We've seen a fair number of hawks in Washington saying that the US goverment is not doing enough. Have the hawks won on this? Will they be satisfied by this new announcement?

For the time being I think, yes. Because this is what they've been asking for. They haven't been asking for American troops on the ground; nobody in DC has been asking for that. What they have been asking for is a more robust American support for the rebels, meaning the direct arming of the rebels, and, at least for the time being, I think that will quieten down that section of the supporters of the rebels.

So that's the important question: Will this work?

It depends on what they supply. Now the trick here is to supply things that are going to be of most advantage to the rebels. And this is where it comes into this interaction effect. So what are the things that the rebels need; what is going to give them the biggest bang for the buck? It could be communication equipment, it's much likely going to be anti-aircraft missles and anti-aircraft defence, anti-tank missiles. The problem though there is that these are the things the United States is most concerned may fall into the hands of terrorists and then they're most likely going to be a threat to Americans down the road. So there's going to be more debate, I foresee, in the coming weeks, where on one side, Americans will be saying, This is what the rebels need, and the other side of the coin will be, but if these do fall into the hands of terrorists, they're going to be the most dangerous weapons.

How equipped is the US to assure that the people they're arming are not bad guys, basically? That there aren't terrorists among their ranks, that they're not going to end up regretting the move they're making right now?

This is a big concern. Because while the weapons are in American hands, and even while the weapons are on the Jordan or the Turkish side of the border, the Americans have some sort of control. The moment the weapons move into Syria, the weapons lose all control over who has these weapons, how they're used, and how they're going to be used in the future. And this is a big concern.

You mention Jordan and Turkey. How about other neighbours around the region? How are they going to respond to this — like Iran, Hezbollah, Iraq — what's the response going to be in the region that is not so friendly to US interests?

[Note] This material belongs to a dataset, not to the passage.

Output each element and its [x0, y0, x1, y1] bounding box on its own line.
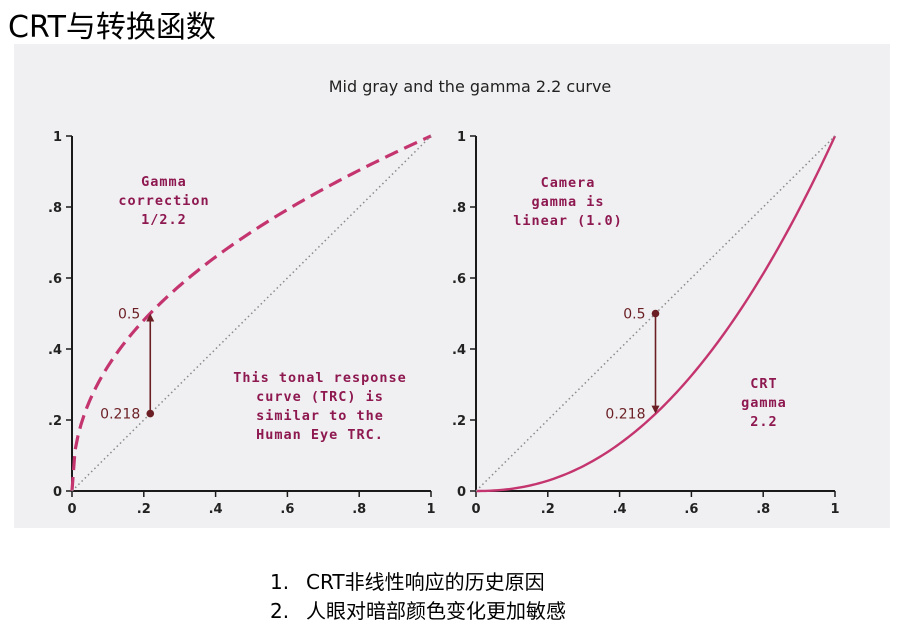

It's most likely going to be tied up with the United States but also with Israel. And you might see, if there is going to be any sort of retaliation, it might be towards Israel, you know, Hezbollah is still at war with Israel, so that may escalate. But I'd think for the time being, at least for the short term, we won't see a massive, a serious civil war spilling into its neighbours, at least for the short term. As the war continues, you never know.

So just give me your feeling on this. Was this a necessary move? Was it a good move? Or is it something that could have the potential of being a big mistake?

It has the potential of being a big mistake but it's probably a little late coming, too. If it was really going to be about making the balance of power going into the peace conference, it may have had to have come earlier. It may have had to have come in a bigger way. It may be too little, too late to influence the peace conference, in which case, then what's the point?